So, yeah… I felt pretty God-awful the day of my funeral. (WOW, that was the most bizarre Freudian slip EVER. I meant to write "Graduation". I just noticed that 3 sentences later.) Partially because of my own situation of joblessness and partially because of the "surprise" graduation party. John said he invited around 20-30 people and only 9 showed–3 of which were my family, 2 where my friends, and the rest were John's work collegues.
I had told him months before I finished school that I didn't want a party–I'd rather just have a small intimate dinner with family and a few friends. I guess I got what I wanted in the long run, but it made me feel bad because John had tried to do something fun for me and it flopped. Everyone had their reasons why they couldn't come. My worst nightmare and reason for my party-planning phobia came true. Way to drive home my dead connections with people who don't really think about me EVER. On the way to the resurant, John's asked me: "You don't like having parties in your honor, do you?" I said, "I wouldn't know," and he looked like he felt sorry for me. It hurt a bit–because people tend to do that when they know what my childhood was like–you know, utterly joyless.

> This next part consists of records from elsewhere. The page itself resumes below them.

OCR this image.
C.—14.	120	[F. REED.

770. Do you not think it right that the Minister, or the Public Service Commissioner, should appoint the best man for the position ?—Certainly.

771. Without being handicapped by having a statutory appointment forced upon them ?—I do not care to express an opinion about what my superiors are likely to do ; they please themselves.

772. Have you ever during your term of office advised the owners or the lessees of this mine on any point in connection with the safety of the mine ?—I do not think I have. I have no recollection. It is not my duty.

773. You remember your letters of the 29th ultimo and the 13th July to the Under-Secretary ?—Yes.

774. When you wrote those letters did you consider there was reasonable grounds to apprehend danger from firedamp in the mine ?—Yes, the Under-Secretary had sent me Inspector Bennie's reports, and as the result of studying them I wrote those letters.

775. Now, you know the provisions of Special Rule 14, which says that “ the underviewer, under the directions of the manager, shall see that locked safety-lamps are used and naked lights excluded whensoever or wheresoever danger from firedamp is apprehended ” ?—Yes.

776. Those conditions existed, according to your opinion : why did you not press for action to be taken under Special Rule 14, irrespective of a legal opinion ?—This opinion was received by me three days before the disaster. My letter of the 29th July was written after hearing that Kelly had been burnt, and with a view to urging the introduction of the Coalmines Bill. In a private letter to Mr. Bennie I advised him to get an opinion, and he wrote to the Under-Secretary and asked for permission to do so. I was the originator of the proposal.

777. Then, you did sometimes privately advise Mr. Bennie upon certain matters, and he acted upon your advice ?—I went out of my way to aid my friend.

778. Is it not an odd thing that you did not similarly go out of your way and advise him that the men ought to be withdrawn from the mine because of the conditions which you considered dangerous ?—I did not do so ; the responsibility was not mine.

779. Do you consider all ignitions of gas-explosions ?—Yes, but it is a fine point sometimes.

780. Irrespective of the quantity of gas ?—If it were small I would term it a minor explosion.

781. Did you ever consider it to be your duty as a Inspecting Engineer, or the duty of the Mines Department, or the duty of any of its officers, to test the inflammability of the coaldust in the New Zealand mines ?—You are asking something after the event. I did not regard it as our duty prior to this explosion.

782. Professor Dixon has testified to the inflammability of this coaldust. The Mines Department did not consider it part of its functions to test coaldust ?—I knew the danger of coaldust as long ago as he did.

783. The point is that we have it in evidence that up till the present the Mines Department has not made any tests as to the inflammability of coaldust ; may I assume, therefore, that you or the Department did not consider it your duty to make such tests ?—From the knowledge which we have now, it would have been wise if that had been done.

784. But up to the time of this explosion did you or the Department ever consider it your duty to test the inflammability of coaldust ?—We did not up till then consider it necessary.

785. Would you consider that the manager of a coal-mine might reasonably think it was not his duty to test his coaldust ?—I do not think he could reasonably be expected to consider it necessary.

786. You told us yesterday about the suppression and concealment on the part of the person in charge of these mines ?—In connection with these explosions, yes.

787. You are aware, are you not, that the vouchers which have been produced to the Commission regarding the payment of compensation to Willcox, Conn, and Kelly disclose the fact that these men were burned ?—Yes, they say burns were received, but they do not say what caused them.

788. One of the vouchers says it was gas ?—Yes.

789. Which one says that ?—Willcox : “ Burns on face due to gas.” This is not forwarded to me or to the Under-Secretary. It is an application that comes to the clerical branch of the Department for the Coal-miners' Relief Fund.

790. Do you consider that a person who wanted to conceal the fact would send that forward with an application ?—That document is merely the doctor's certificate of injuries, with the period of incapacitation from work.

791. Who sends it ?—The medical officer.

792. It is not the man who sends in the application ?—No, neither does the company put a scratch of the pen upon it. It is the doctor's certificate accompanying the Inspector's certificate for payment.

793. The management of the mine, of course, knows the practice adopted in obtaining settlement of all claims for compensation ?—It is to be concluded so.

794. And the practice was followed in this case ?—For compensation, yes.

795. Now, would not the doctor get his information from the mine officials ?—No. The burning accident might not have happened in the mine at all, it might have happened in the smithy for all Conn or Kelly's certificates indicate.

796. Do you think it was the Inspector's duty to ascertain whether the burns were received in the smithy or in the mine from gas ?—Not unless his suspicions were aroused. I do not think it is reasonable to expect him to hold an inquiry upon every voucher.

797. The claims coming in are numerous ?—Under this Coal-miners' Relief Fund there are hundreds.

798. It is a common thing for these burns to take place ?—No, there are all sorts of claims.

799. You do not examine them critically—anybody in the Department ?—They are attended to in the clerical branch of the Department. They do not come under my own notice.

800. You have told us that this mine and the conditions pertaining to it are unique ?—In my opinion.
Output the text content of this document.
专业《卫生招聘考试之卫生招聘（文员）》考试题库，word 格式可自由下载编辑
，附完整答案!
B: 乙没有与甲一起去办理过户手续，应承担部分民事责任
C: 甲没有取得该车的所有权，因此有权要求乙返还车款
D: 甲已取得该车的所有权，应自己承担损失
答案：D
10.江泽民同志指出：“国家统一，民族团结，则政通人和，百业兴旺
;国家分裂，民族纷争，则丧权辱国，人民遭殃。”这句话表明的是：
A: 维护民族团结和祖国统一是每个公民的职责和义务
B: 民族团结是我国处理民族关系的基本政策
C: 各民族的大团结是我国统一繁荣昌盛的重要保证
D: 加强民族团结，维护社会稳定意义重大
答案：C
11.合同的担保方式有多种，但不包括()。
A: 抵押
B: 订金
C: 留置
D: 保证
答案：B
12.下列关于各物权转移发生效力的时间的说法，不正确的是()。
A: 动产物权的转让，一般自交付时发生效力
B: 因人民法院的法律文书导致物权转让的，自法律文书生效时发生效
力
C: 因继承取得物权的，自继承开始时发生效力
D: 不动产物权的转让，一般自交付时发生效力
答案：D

I used to have more friends than John when we first started dating. Not so much now. Everyone loves him, and with good reason. I can't imagine anyone not loving him. I wish people loved me like that. I've never been any good at being the person everyone loves. Right now, he seems to be the only one who does. While it feels so good to bask in his love for me, I know it's just not enough. I can't focus my whole world around one man. That's not healthy, and eventually it will drive him away.
The last couple of days, I've started to feel a little better. That sick feeling in the pit of my stomach is fading, but not entirely gone. It's time to stop wallowing and get back on the job-hunting horse again. I can't afford to wait for myself to start feeling wonderful or anything. It will come. It has to come. If I don't believe that, I might just lay down and die.